More than a few Blue Bloods fans find these scenes refreshing and a rare chance to see believable family interactions on network TV. Despite the celebration of these dinner scenes, though, they aren’t easy to film.

Back in 2013, Tom Selleck gave away some of the secrets to the dinner scenes and the challenges involved. We almost wish they would have held off giving away those revelations so we don’t think of their “techniques” the next time we see them sitting around their iconic table.

An 8-hour dinner

Tom Selleck as Frank on Blue Bloods sitting at the dinner table
Tom Selleck | Jojo Whilden/CBS via Getty Images

When People did a profile on the cast and the Blue Bloods dinner scenes six years ago, it was revealed these take a full day to shoot. Eight hours for a dinner scene might sound like director OCD at best. What’s really going on there is capturing all the nuances of dialogue and the reactions.

If you look a little more carefully, you can see the expressions and dialogue are honed to perfection, not including the techniques involved in eating food. In the case of Selleck, he simply can’t eat all the food served when the scenes take place.

Selleck says he finds the dinner scenes “miserable” because of how long they take to film. While the caterers of the food try to keep it fresh with different seasonings, the patriarch of the show doesn’t eat a lot, which is probably all for the better.

Imagine having to pick away at your food doing these scenes to a point where you simply grow sick of eating the same things over and over again. Welcome to the reality of filming a TV show.

The techniques of fake eating

Also revealed was the acting techniques involved in pretending to eat at the table. The cast clearly does a good job, because it all looks spontaneous. What we never knew is each actor has their own unique method of handling their food.

Selleck apparently has a technique of always buttering his bread while he converses. Others cut their food a particular way. Then you have Donnie Wahlberg (Danny Reagan) who apparently eats anything put on his plate. Only he seems to pay for it by feeling a little queasy after eating too many of the same vegetables for an entire day.

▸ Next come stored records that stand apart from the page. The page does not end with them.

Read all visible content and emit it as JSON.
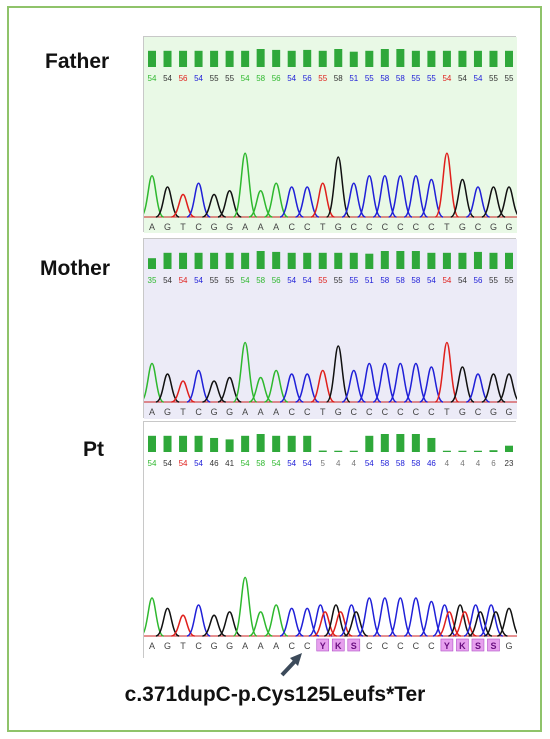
{
  "colors": {
    "A": "#2eb82e",
    "T": "#e0201c",
    "C": "#2020d8",
    "G": "#111111",
    "bar": "#2fa83a",
    "mixed_base_bg": "#e7a0ee",
    "mixed_base_text": "#6a0f80",
    "father_bg": "#e9f9e6",
    "mother_bg": "#ecebf7",
    "pt_bg": "#ffffff"
  },
  "panels": [
    {
      "label": "Father",
      "bases": [
        "A",
        "G",
        "T",
        "C",
        "G",
        "G",
        "A",
        "A",
        "A",
        "C",
        "C",
        "T",
        "G",
        "C",
        "C",
        "C",
        "C",
        "C",
        "C",
        "T",
        "G",
        "C",
        "G",
        "G"
      ],
      "quality": [
        "54",
        "54",
        "56",
        "54",
        "55",
        "55",
        "54",
        "58",
        "56",
        "54",
        "56",
        "55",
        "58",
        "51",
        "55",
        "58",
        "58",
        "55",
        "55",
        "54",
        "54",
        "54",
        "55",
        "55"
      ],
      "bar_levels": [
        0.9,
        0.9,
        0.9,
        0.9,
        0.9,
        0.9,
        0.9,
        1,
        0.95,
        0.9,
        0.95,
        0.9,
        1,
        0.85,
        0.9,
        1,
        1,
        0.9,
        0.9,
        0.9,
        0.9,
        0.9,
        0.9,
        0.9
      ],
      "mixed": []
    },
    {
      "label": "Mother",
      "bases": [
        "A",
        "G",
        "T",
        "C",
        "G",
        "G",
        "A",
        "A",
        "A",
        "C",
        "C",
        "T",
        "G",
        "C",
        "C",
        "C",
        "C",
        "C",
        "C",
        "T",
        "G",
        "C",
        "G",
        "G"
      ],
      "quality": [
        "35",
        "54",
        "54",
        "54",
        "55",
        "55",
        "54",
        "58",
        "56",
        "54",
        "54",
        "55",
        "55",
        "55",
        "51",
        "58",
        "58",
        "58",
        "54",
        "54",
        "54",
        "56",
        "55",
        "55"
      ],
      "bar_levels": [
        0.6,
        0.9,
        0.9,
        0.9,
        0.9,
        0.9,
        0.9,
        1,
        0.95,
        0.9,
        0.9,
        0.9,
        0.9,
        0.9,
        0.85,
        1,
        1,
        1,
        0.9,
        0.9,
        0.9,
        0.95,
        0.9,
        0.9
      ],
      "mixed": []
    },
    {
      "label": "Pt",
      "bases": [
        "A",
        "G",
        "T",
        "C",
        "G",
        "G",
        "A",
        "A",
        "A",
        "C",
        "C",
        "Y",
        "K",
        "S",
        "C",
        "C",
        "C",
        "C",
        "C",
        "Y",
        "K",
        "S",
        "S",
        "G"
      ],
      "quality": [
        "54",
        "54",
        "54",
        "54",
        "46",
        "41",
        "54",
        "58",
        "54",
        "54",
        "54",
        "5",
        "4",
        "4",
        "54",
        "58",
        "58",
        "58",
        "46",
        "4",
        "4",
        "4",
        "6",
        "23"
      ],
      "bar_levels": [
        0.9,
        0.9,
        0.9,
        0.9,
        0.78,
        0.7,
        0.9,
        1,
        0.9,
        0.9,
        0.9,
        0.08,
        0.07,
        0.07,
        0.9,
        1,
        1,
        1,
        0.78,
        0.07,
        0.07,
        0.07,
        0.1,
        0.35
      ],
      "mixed": [
        11,
        12,
        13,
        19,
        20,
        21,
        22
      ]
    }
  ],
  "variant_label": "c.371dupC-p.Cys125Leufs*Ter"
}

Thanks to this dinner table scene analysis, we see how actors make seemingly brief moments like this a true work of art. On the other hand, does it ruin the magic of seeing the Reagans argue together during dinner?

There is one saving grace to the pleasantness of these scenes based on something Selleck said.

Selleck does enjoy the company of the entire cast at the dinner table

Not every scene in Blue Bloods features the Reagan family together. More often than not, they’ll all be shooting separate scenes at different times. Only the scenes at dinner give a chance for the entire cast to sit down as a unit and converse.

According to Selleck from that People profile, he says this is the best part of the dinner scenes to him. We can imagine they’re probably just as chatty when the cameras go off around the table than when in their character personas.

Perhaps we’ll see them all reunite the same way someday when the show finally does end. Many other cast reunions we see lately are usually over lunch or dinner. Hopefully Selleck will be able to attend then and enjoy other foods other than sitting and buttering bread.